La stagione di MotoGP 2016 non è ancora iniziata e gli strascichi dello scorso campionato continuano. Alla presentazione del team Yamaha, Jorge Lorenzo non è andato per il sottile: “I dubbi sul fatto che io mi meriti il titolo o meno sono condivisi solo dai tifosi del mio rivale. Valentino è un pilota molto importante, paragonabile al personaggio di Michael Jordan nel basket. I suoi tifosi fanno molto “rumore”. Molti di questi non hanno avuto rispetto e Valentino stesso dovrebbe far capire a loro cos’è il rispetto”.

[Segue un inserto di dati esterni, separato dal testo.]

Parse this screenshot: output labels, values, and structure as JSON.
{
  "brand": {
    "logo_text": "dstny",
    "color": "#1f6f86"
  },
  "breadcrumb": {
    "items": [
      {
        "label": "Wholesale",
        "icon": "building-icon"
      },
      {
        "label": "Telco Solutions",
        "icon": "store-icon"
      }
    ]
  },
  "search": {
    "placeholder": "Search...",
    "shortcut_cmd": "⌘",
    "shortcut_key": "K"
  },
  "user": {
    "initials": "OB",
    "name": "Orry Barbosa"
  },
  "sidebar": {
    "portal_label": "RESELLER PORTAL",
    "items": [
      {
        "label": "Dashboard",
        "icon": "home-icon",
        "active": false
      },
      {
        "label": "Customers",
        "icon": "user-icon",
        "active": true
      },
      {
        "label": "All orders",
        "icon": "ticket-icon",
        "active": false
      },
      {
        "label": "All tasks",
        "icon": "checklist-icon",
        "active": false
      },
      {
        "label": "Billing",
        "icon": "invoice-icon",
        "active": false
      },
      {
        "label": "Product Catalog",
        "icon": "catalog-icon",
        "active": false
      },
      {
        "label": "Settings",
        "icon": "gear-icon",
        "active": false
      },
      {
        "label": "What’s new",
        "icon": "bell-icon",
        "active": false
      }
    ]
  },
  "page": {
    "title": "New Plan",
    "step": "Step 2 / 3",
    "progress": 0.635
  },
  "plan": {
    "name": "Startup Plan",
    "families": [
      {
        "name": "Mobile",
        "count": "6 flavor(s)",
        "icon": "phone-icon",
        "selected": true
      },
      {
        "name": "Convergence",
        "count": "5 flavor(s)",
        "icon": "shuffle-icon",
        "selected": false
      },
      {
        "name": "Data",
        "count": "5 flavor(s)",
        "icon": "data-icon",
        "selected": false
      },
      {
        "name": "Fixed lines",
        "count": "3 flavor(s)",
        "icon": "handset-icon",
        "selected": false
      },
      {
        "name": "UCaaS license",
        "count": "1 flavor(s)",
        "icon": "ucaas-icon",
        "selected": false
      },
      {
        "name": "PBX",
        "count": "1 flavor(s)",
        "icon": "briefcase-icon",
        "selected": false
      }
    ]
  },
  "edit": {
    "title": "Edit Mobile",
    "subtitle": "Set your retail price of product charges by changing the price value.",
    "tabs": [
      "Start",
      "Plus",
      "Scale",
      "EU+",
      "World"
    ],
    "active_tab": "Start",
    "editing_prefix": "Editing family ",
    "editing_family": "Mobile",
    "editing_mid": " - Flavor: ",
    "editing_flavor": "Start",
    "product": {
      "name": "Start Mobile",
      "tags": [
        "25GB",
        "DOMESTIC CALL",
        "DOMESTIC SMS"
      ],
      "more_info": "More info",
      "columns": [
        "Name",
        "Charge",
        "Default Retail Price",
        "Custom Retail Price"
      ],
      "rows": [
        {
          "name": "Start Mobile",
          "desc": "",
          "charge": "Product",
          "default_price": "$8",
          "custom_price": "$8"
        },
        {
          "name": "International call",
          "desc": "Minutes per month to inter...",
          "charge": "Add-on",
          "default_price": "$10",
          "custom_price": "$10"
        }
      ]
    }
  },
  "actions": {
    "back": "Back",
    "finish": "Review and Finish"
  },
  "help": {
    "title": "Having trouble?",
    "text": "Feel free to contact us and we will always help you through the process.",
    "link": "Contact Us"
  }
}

Dopo aver ricevuto messaggi intimidatori, Lorenzo ha dichiarato che “bisognerà combattere contro tutti gli insulti che si leggono nei social. A volte questo sport è molto simile al calcio e quello che si vede negli stadi non mi piace. Queste cose brutte si vedono soprattutto in Spagna e Italia. Prima non succedeva nulla se non vinceva il tuo pilota preferito. Il motociclismo sta diventando una cosa più popolare, sta cambiando ma non nel modo che tutti vorremmo”. 

Tra 10 giorni inizia una nuova stagione ma la rivalità tra Rossi e Lorenzo tiene banco: “So che per la stampa questa rivalità ha un interesse particolare, ma a me non preoccupa - ha detto Jorge a margine della Fiera Internazionale del Turismo a Madrid – C’è questo tormentone se potremmo coesistere o no, se ci daremo la mano o no, ma alla fine si tratta di uno sport individuale e alla fine vince sempre il migliore. Se staremo bene meglio per noi, male per la stampa”.

Il campione del mondo non si sente il favorito ma “anche se si presume che il campione in carica parta davanti a tutti. Rossi sicuro vuole rivincita, ma anche Pedrosa e Marquez e altri piloti sono candidati”. Sulle gomme Michelin e sulla centralina unica avverte: “Ci sono tanti cambiamenti. Non conosciamo come si adatteranno i piloti. Speriamo che sia un campionato altrettanto emozionante come quello del 2016 o anche di più”.